Note that new constant name has changed since last posted patch, it's now:
SearchPattern#R_CAMEL_CASE_MATCH

One may argue that name is not really different than old constant (only '_' added between 'CAMEL' and 'CASE'), but as I wrote on bug 200400 comment 2, the old constant is depreciated and so avoid any confusion for users...

Comment 20 Frederic Fusier

2007-08-24 01:55:40 EDT

Created attachment 76871 [details]
Patch to be released

Patch to be released fixing last problem while validating match rule + some typos (thanks again Markus for your time to review and test the changes :-))

Comment 21 Frederic Fusier

2007-08-24 02:01:16 EDT

Patch released for 3.4M2 in HEAD stream.

Comment 22 Philipe Mulet

2007-08-28 09:18:17 EDT

I am not a big fan of the end result for the API. The new constant looks to similar to the old one, and has a different behavior. This is confusing.
Also the 'prefixMatch' notion on CharOperation#camelCaseMatch(...) is quite vague, it could be interpreted to mean that 'PE' matches NullPointerException when prefixMatch is off.
Suggesting renaming parameter into 'ignoreTrailingCharacters' or sthg like it.

Comment 23 Frederic Fusier

2007-08-29 09:23:57 EDT

(In reply to comment #22)
> I am not a big fan of the end result for the API. The new constant looks to
> similar to the old one, and has a different behavior. This is confusing.
>
I've opened bug 201426 to address this problem...

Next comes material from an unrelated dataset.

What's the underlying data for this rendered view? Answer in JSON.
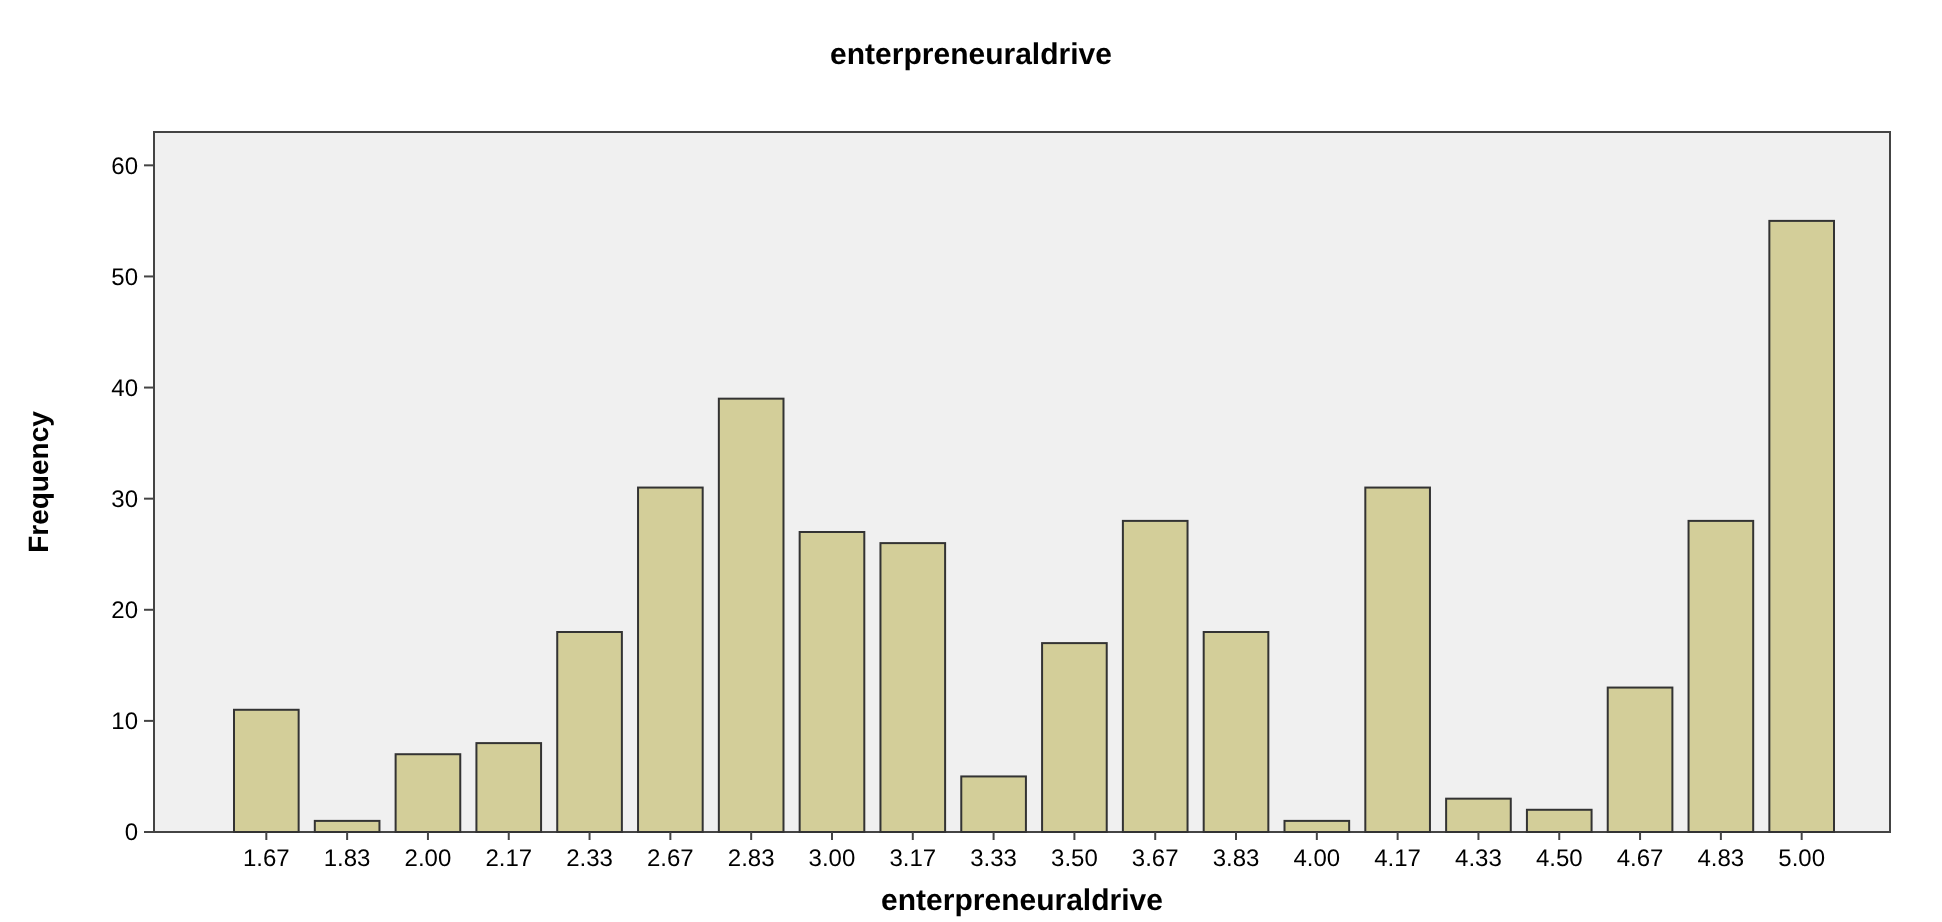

> Also the 'prefixMatch' notion on CharOperation#camelCaseMatch(...) is quite
> vague, it could be interpreted to mean that 'PE' matches NullPointerException
> when prefixMatch is off.
> Suggesting renaming parameter into 'ignoreTrailingCharacters' or sthg like it.
> 
...and I'll use the same bug to also fix this.

Comment 24 Frederic Fusier

2007-09-06 05:16:29 EDT

*** Bug 202220 has been marked as a duplicate of this bug. ***

Comment 25 Eric Jodet

2007-09-18 00:47:06 EDT

(In reply to comment #24)
Verified for 3.4 M2 using build I20070917-0010.